When Noemí attempts to escape, she is informed that she is unable to due to a magical plant surrounding the house, which weakens her if she tries to leave. Without spoiling the story, this magical plant grants the Doyle family a supernatural ability with many unethical sacrifices required to maintain their power. The magic weakens based on genetics so that incest is required to keep their ability strong, but Noemí’s fresh genes can help the family strengthen their ability, too.
Noemí is not just fighting Catalina’s husband, but his family, his house, and his father’s colonialist past. The family’s use of a local plant to help themselves also hints at the exploitation of nature and the climate crisis brought on by white settlers deciding they need all of the world’s inhabitants, plants and humans alike, to preserve themselves as much as possible.
Mexican Gothic meshes anthropology, feminism, and botany into the foggy, isolated village of El Triunfo. Every part of the storyline embodies a key trait Noemí does not have: compliance. She cannot comply with her father nor the Doyles. When she is told she is unable to leave because of the house’s magical power, she refuses to accept this as the sole truth, and seeks her freedom, and that of Catalina and Francis, anyway.

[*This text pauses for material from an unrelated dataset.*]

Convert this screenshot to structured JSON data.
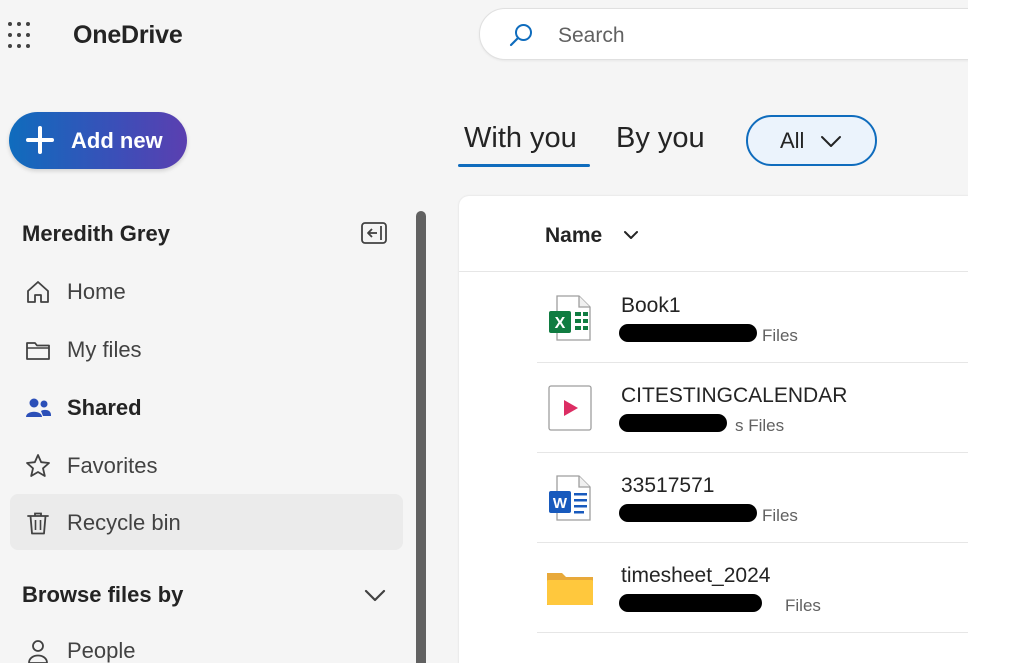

With its horror twist and suspenseful ending, it strays far from magical realism, a genre originating in twentieth-century Latin American literature, but which Silvia Moreno-Garcia argues is now used to incorrectly embody almost all modern Latin literature today. In an article for the New York Times called “Saying Goodbye to Magic Realism,” she argues that her work, including Mexican Gothic, has been repeatedly and wrongly defined as magical realism. Moreno-Garcia writes that “magic realism once referred to the literary style of a loosely connected group of Latin American authors who penned works some 60 years ago, but in the English-speaking world, the term has become synonymous with Latin American writing in general. Picture every work by a British writer being called ‘Austenesque’ today, and you get an idea of this phenomenon.” Comparing the grouping of Latin literature to that of British literature seems almost comical due to the Doyle family’s heritage being British, the core leaders of colonialism, which had just barely begun to recede at the time that magical realism was blossoming. This inverse relationship underscores everything that Moreno-Garcia attempts to tell the readers: that hope cannot be fully lost when trying to change the status quo, and that the mysterious terror of the onslaught of colonialism is still being navigated by its survivors. Labeling Mexican Gothic as magical realism does not just cause a conglomerate of literature with a broad range of voices attempting to defy the modern burden of colonialism, but obscures Latin writers’ opportunities to shine brightly and individually, creating their own genres, as Silvia Moreno-Garcia has proven possible in Mexican Gothic.